Mulvey states that the camera represents a masculine lens of view, and it is through this point of view that the viewer, be it female or male, witnesses the film. She notes three levels of spectatorship associated with cinema — that of the camera, the characters on screen, and the cinema audience (Mulvey 1975). The camera, while not intrusive, is set to represent a male perspective due to the way women are depicted on screen and the male point of view it often represents. Shots may linger on a woman’s form, pan across her body, or show close-ups of certain features to portray women in an erotic way. For example, when Scottie views Madeleine in the bar store, there is a shot, seen from Scottie’s frame of view, where she walks towards the camera, slowly turns, and walks back in the opposite direction.
We see Madeleine from the front, side and back, and a long shot allows the viewer to take in Madeleine’s entire figure, from her high heels to her tight-fitting grey suit and neat blonde hair. The characters in the film can also push a male perspective, as most protagonists in the Classical Hollywood era are male, and stories are told from their point of view. The audience watching the film, therefore, watch it from a male perspective. Mulvey also sees watching as an active male role and being looked at as a passive female role, so when viewers watch characters on screen, they take on the active male role.
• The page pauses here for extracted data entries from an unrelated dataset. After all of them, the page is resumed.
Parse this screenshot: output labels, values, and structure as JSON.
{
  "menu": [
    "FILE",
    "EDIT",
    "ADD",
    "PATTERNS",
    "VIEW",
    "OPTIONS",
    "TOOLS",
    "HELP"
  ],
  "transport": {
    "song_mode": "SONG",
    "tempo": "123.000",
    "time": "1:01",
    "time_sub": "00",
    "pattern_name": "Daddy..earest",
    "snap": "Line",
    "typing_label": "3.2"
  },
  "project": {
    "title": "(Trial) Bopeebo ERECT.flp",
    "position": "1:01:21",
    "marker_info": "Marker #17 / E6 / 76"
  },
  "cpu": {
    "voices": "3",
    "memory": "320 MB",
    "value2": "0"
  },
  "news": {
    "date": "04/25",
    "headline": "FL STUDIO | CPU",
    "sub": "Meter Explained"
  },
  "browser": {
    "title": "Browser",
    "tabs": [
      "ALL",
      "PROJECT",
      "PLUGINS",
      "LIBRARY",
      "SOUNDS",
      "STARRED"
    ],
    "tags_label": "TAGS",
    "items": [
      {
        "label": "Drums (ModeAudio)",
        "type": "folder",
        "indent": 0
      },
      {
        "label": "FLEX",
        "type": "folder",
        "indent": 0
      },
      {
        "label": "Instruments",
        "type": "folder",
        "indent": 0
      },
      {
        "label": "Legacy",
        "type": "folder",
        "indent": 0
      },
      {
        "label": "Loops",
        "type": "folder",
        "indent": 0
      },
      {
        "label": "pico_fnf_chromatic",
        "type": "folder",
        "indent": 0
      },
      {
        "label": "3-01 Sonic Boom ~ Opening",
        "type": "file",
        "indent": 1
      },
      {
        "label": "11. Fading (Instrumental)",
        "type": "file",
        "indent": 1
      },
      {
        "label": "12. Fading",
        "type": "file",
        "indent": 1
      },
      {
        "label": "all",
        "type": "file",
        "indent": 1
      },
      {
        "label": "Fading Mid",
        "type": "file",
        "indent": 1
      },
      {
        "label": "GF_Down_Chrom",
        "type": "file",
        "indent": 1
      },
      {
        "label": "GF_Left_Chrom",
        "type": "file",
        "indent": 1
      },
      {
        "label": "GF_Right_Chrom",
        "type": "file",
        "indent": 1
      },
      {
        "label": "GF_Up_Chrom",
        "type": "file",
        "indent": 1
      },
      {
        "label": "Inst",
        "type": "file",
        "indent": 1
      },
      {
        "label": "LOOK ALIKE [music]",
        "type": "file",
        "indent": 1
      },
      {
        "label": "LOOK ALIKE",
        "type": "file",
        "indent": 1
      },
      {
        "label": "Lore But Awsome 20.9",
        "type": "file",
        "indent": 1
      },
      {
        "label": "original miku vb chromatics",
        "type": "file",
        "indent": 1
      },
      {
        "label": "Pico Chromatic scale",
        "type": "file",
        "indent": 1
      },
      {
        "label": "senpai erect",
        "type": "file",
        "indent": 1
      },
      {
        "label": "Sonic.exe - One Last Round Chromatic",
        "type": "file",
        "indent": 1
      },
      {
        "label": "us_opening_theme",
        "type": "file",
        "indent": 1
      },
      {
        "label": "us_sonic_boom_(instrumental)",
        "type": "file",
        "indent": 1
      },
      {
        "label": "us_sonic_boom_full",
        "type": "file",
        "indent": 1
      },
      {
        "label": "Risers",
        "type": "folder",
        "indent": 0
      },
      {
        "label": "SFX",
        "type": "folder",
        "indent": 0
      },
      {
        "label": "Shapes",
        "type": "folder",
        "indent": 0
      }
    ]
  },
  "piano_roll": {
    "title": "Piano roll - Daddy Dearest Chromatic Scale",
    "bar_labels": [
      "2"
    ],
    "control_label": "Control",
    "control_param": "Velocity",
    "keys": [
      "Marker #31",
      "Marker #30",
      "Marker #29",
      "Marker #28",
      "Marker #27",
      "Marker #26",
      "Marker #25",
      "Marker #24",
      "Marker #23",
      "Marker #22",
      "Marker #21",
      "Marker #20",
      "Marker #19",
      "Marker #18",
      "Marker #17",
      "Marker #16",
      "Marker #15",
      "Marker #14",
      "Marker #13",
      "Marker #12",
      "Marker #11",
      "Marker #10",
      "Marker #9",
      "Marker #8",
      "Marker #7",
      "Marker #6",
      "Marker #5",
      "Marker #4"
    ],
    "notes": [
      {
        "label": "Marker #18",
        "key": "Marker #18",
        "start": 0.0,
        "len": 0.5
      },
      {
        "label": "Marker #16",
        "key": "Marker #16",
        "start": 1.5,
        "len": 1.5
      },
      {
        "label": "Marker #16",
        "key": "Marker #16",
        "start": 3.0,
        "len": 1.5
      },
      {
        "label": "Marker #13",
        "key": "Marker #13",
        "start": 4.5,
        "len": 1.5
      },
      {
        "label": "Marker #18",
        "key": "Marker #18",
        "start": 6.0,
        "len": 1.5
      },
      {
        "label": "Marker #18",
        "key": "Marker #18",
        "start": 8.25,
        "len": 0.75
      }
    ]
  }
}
Mulvey has garnered the praise of many film critics, others are brasher of her idea of the male gaze and offer alternative interpretations. T seeks to question or redefine Mulvey’s stance on gender positions in the gaze, the heterosexuality of the gaze, and the idea that the gaze represents an exclusively male voyeuristic pleasure (Manlove 2007). Theorists have also sought to further analyze the role of the gaze within Hitchcock films such as Vertigo, offering a range of alternative readings. Modleski states that Hitchcock both constructs and deconstructs the male spectator through a captivation with femininity that questions male identity and allows for a female spectator of the film. She states “we have seen how one of the major attractions of Scottie to Madeline is his identification with her, an identification that the film works to elicit in the audience as well: we are identifying with Scottie identifying with Madeleine. Woman becomes the point of identification for all of the film’s spectators” (Modleski 1988, pg. 99).
Laura Mulvey’s discernment of the male gaze in film theory is a stepping-stone in revealing the widespread gender differences that female characters face in the film. As one of the first prominent feminist film theorists, she has generated widespread discussion of the gaze and the representation of women within cinema and culture.